Did you know George Washington had a parrot named Polly? Do you think Polly liked crackers?

Pets have always been very popular with U.S. presidents. According to historical records, only three of the 46 presidents—Franklin Pierce, Chester Arthur, and Donald Trump—did not have a pet in the White House. Then again, maybe they had a pet fish we didn’t know about…

President Washington’s parrot was one of the first in a long line of presidential pets—from horses to snakes, owls to elephants, and everything in between. Let’s take a look back at some presidential pets!
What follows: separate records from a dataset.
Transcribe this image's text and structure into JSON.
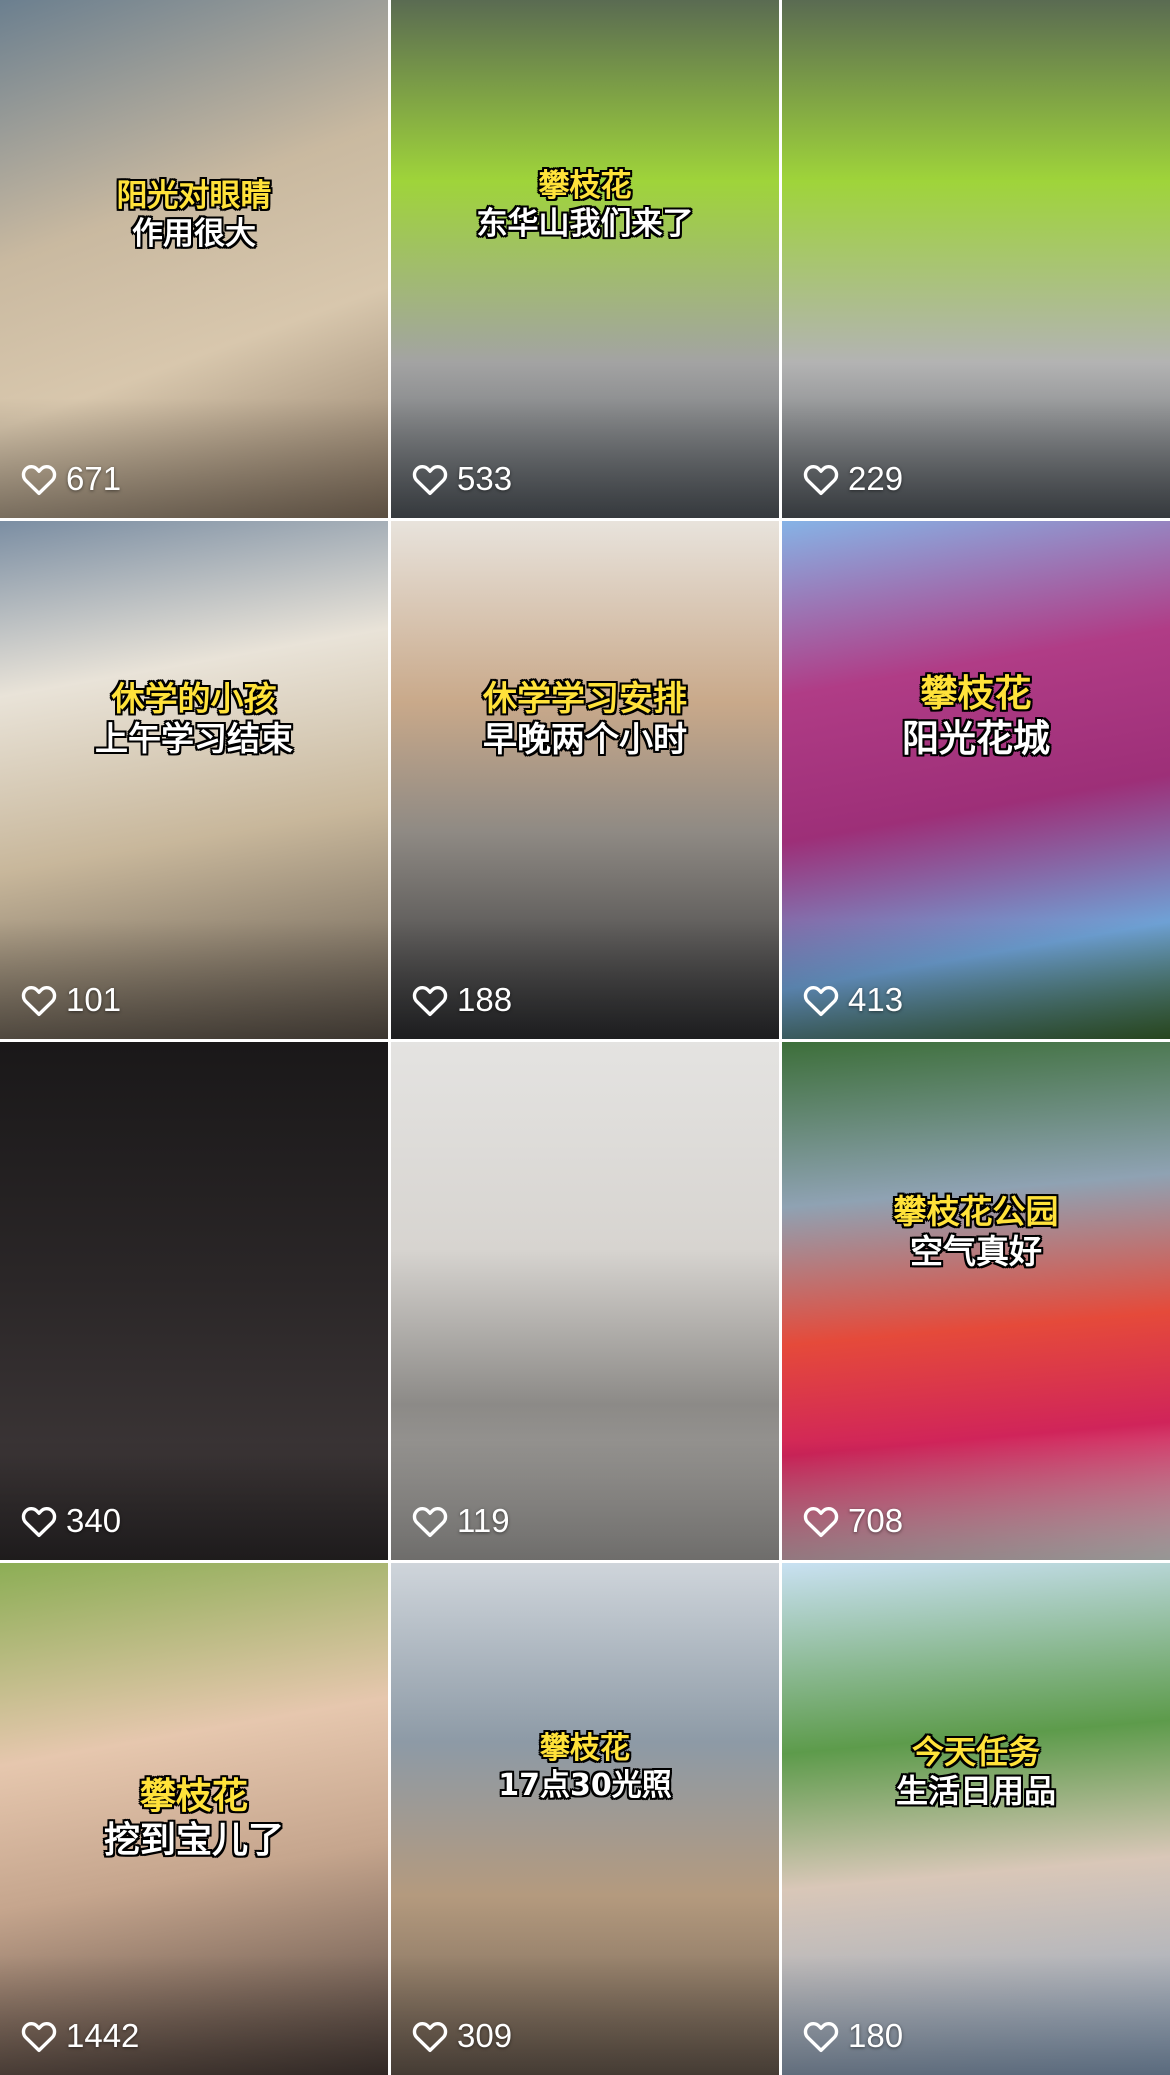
{
  "grid": {
    "items": [
      {
        "caption": [
          "阳光对眼睛",
          "作用很大"
        ],
        "caption_colors": [
          "yellow",
          "white"
        ],
        "likes": "671"
      },
      {
        "caption": [
          "攀枝花",
          "东华山我们来了"
        ],
        "caption_colors": [
          "yellow",
          "white"
        ],
        "likes": "533"
      },
      {
        "caption": [],
        "caption_colors": [],
        "likes": "229"
      },
      {
        "caption": [
          "休学的小孩",
          "上午学习结束"
        ],
        "caption_colors": [
          "yellow",
          "white"
        ],
        "likes": "101"
      },
      {
        "caption": [
          "休学学习安排",
          "早晚两个小时"
        ],
        "caption_colors": [
          "yellow",
          "white"
        ],
        "likes": "188"
      },
      {
        "caption": [
          "攀枝花",
          "阳光花城"
        ],
        "caption_colors": [
          "yellow",
          "white"
        ],
        "likes": "413"
      },
      {
        "caption": [],
        "caption_colors": [],
        "likes": "340"
      },
      {
        "caption": [],
        "caption_colors": [],
        "likes": "119"
      },
      {
        "caption": [
          "攀枝花公园",
          "空气真好"
        ],
        "caption_colors": [
          "yellow",
          "white"
        ],
        "likes": "708"
      },
      {
        "caption": [
          "攀枝花",
          "挖到宝儿了"
        ],
        "caption_colors": [
          "yellow",
          "white"
        ],
        "likes": "1442"
      },
      {
        "caption": [
          "攀枝花",
          "17点30光照"
        ],
        "caption_colors": [
          "yellow",
          "white"
        ],
        "likes": "309"
      },
      {
        "caption": [
          "今天任务",
          "生活日用品"
        ],
        "caption_colors": [
          "yellow",
          "white"
        ],
        "likes": "180"
      }
    ]
  },
  "icons": {
    "like": "heart-outline-icon"
  },
  "colors": {
    "caption_primary": "#ffe23a",
    "caption_secondary": "#ffffff",
    "caption_stroke": "#000000"
  }
}
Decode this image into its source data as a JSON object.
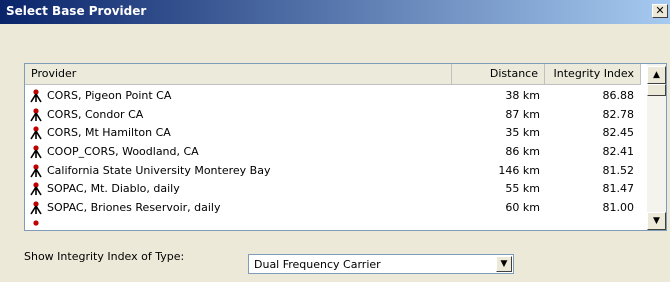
{
  "window": {
    "title": "Select Base Provider",
    "close_glyph": "✕"
  },
  "table": {
    "headers": {
      "provider": "Provider",
      "distance": "Distance",
      "integrity": "Integrity Index"
    },
    "rows": [
      {
        "provider": "CORS, Pigeon Point CA",
        "distance": "38 km",
        "integrity": "86.88"
      },
      {
        "provider": "CORS, Condor CA",
        "distance": "87 km",
        "integrity": "82.78"
      },
      {
        "provider": "CORS, Mt Hamilton CA",
        "distance": "35 km",
        "integrity": "82.45"
      },
      {
        "provider": "COOP_CORS, Woodland, CA",
        "distance": "86 km",
        "integrity": "82.41"
      },
      {
        "provider": "California State University Monterey Bay",
        "distance": "146 km",
        "integrity": "81.52"
      },
      {
        "provider": "SOPAC, Mt. Diablo, daily",
        "distance": "55 km",
        "integrity": "81.47"
      },
      {
        "provider": "SOPAC, Briones Reservoir, daily",
        "distance": "60 km",
        "integrity": "81.00"
      }
    ],
    "row_icon": "survey-tripod-icon",
    "scroll": {
      "up_glyph": "▲",
      "down_glyph": "▼"
    }
  },
  "filter": {
    "label": "Show Integrity Index of Type:",
    "value": "Dual Frequency Carrier",
    "dropdown_glyph": "▼"
  }
}
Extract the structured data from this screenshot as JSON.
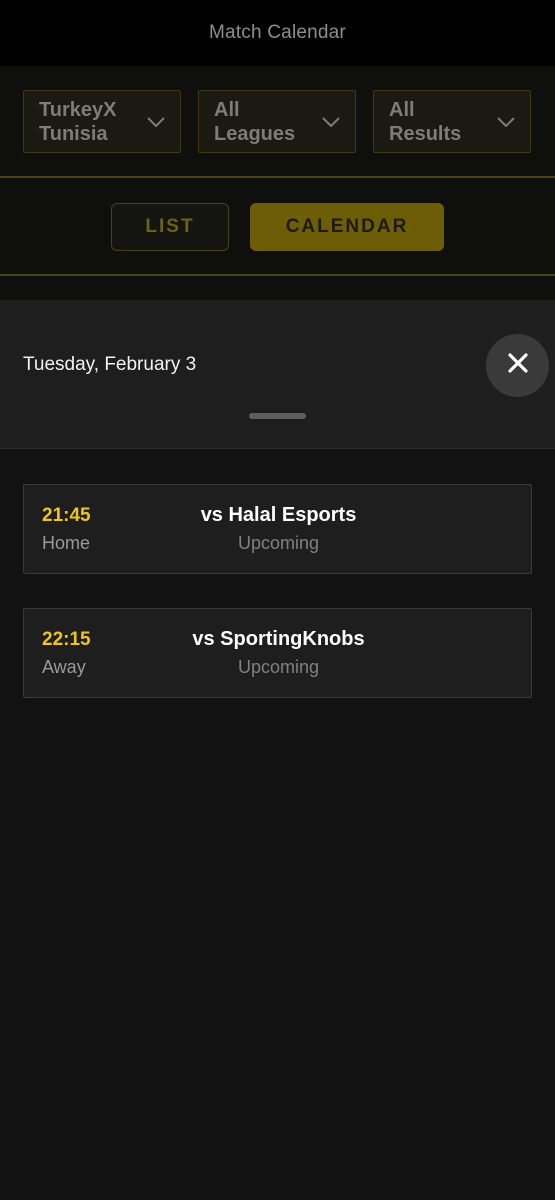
{
  "header": {
    "title": "Match Calendar"
  },
  "filters": {
    "team": "TurkeyX\nTunisia",
    "league": "All\nLeagues",
    "results": "All\nResults"
  },
  "view_toggle": {
    "list_label": "LIST",
    "calendar_label": "CALENDAR",
    "active": "calendar"
  },
  "sheet": {
    "date": "Tuesday, February 3",
    "matches": [
      {
        "time": "21:45",
        "side": "Home",
        "opponent": "vs Halal Esports",
        "status": "Upcoming"
      },
      {
        "time": "22:15",
        "side": "Away",
        "opponent": "vs SportingKnobs",
        "status": "Upcoming"
      }
    ]
  },
  "colors": {
    "accent": "#f0c419",
    "calendar_button_bg": "#6e5d07",
    "background": "#121212",
    "sheet_bg": "#1e1e1e"
  },
  "icons": {
    "dropdown": "chevron-down-icon",
    "close": "close-icon"
  }
}
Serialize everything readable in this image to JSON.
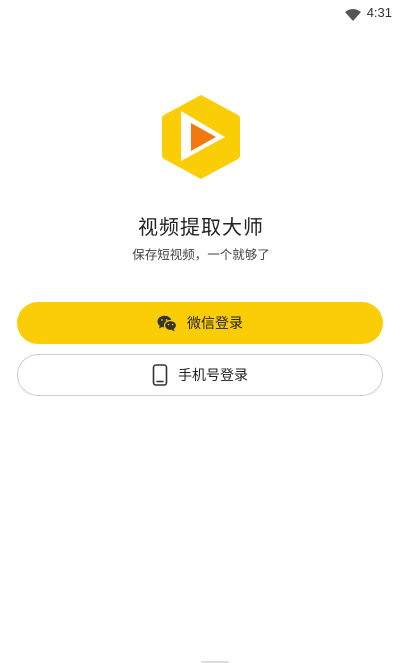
{
  "status_bar": {
    "time": "4:31",
    "wifi_icon": "wifi-icon"
  },
  "app": {
    "title": "视频提取大师",
    "subtitle": "保存短视频，一个就够了",
    "logo_icon": "play-hexagon-logo",
    "colors": {
      "brand_yellow": "#fbcd06",
      "play_orange": "#f07a0e"
    }
  },
  "login": {
    "wechat_label": "微信登录",
    "wechat_icon": "wechat-icon",
    "phone_label": "手机号登录",
    "phone_icon": "phone-icon"
  }
}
The past presidents brought many interesting animals to the White House. Thomas Jefferson, the 3rd President, had two bear cubs. John F. Kennedy’s daughter Caroline had a pony named Macaroni. The wife of the 6th President, John Quincy Adams, had silkworms. And Calvin Coolidge, the 30th President, had a raccoon named Rebecca who walked on a leash!

Coolidge and Theodore Roosevelt could have battled for the title of “Commander in Chief of Most Pets.” Coolidge had over 28 different animals. Some of the animals included six dogs, a cat, a goose, numerous birds, a donkey, hippo, a bobcat, an antelope, a wallaby, and two lion cubs (named Tax Reduction and Budget Bureau).

Theodore Roosevelt, the 26th President, was also famous for his many pets. His six kids had horses, snakes, dogs, cats, a badger, birds, guinea pigs, and more. When one of Roosevelt’s sons, Archie, got the measles, another of his sons, Quentin, thought a visit from the family pony might cheer Archie up. So, Quentin put the pony on the White House elevator and brought him to Archie's upstairs room!

President Herbert Hoover had several dogs and his son had two pet alligators, which sometimes took walks outside the White House.

To save money during World War I, it is said that Woodrow Wilson, the 28th President, bought a flock of sheep, which he kept on the White House lawn. He wanted the First Family to appear to support the war effort. Wilson thought it would save money to have the sheep trim the lawn, by eating it of course!

Some of the more unusual U.S. presidential pets have been gifts from other world leaders. James Buchanan, the 15th President, received a herd of elephants from the King of Siam (now called Thailand). The Sultan of Oman gave Martin Van Buren, the eighth President, a pair of tiger cubs which Congress made him send to the zoo!